Driving while intoxicated is a crime. Your judgment, coordination and ability to drive a vehicle change when you consume any amount of alcohol. The level of impairment depends on five conditions:

  • the amount of alcohol you drink
  • the amount of food you eat before or while you drink alcohol
  • the length of time you drink alcohol
  • your body weight
  • your gender


There is no quick method to become sober. The best method is to wait until your body absorbs the alcohol. The average rate that your body processes alcohol is approximately one drink per hour. Types of alcohol and drug-related violations in New York State.

Driving While Intoxicated (DWI) .08 Blood Alcohol Content (BAC) or higher or other evidence of intoxication. A second DWI conviction within ten years will be a felony punishable by up to four years in state prison.


For drivers of commercial motor vehicles: .04 BAC or other evidence of intoxication.

Aggravated Driving While Intoxicated (Aggravated DWI) .18 BAC or higher.

Driving While Ability Impaired by Alcohol (DWAI/Alcohol) More than .05 BAC but less than .07 BAC, or other evidence of impairment.

Driving While Ability Impaired by a Single Drug other than Alcohol (DWAI/Drug).

Driving While Ability Impaired by a Combined Influence of Drugs or Alcohol (DWAI/Combination).

Chemical Test Refusal A driver who refuses to take a chemical test (normally a test of breath, blood or urine).

Zero Tolerance Law A driver who is less than 21 years of age and who drives with a .02 BAC to .07 BAC violates the Zero Tolerance Law.

In New York State, the penalties for an alcohol or drug-related violation include the loss of driving privileges, fines, and a possible jail term.
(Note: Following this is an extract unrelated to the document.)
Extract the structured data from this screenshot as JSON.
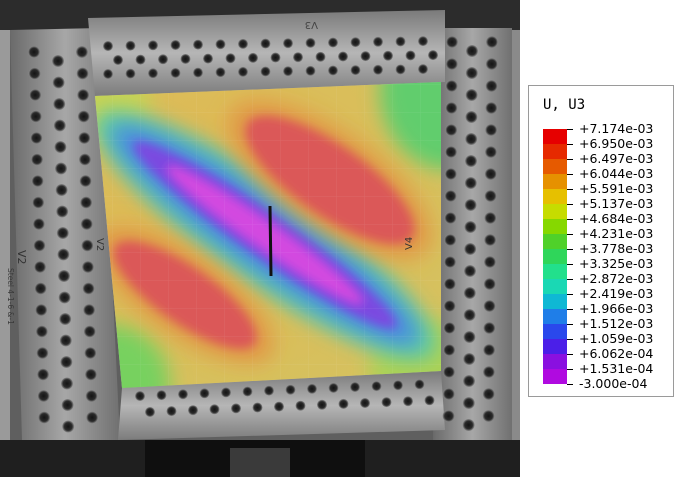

Additional penalties: Greater penalties can also apply for multiple alcohol or drug violations within a 25-year period. Surcharges are added to alcohol-related misdemeanors ($260) and felonies (generally $400, but varies slightly depending on court of conviction). Three or more alcohol or drug-related convictions or refusals within 10 years can result in permanent revocation, with a waiver request permitted after at least five years. 


A driver with an Aggravated DWI violation conviction within the prior 10 years will receive a minimum 18-month revocation if convicted of DWI, DWAI/Drugs or DWAI/Combination. Also, a driver with a prior DWI, Aggravated DWI, DWAI/Drugs or DWAI/Combination with the prior 10 years will receive a minimum 18-month revocation.

A driver convicted of an Aggravated DWI, DWI, DWAI/Drug, DWAI/combination, vehicular assault and aggravated vehicular assault, or vehicular manslaughter and vehicular homicide three or more times in the preceding 15 year period is guilty of a Class D felony punishable up to seven years in state prison.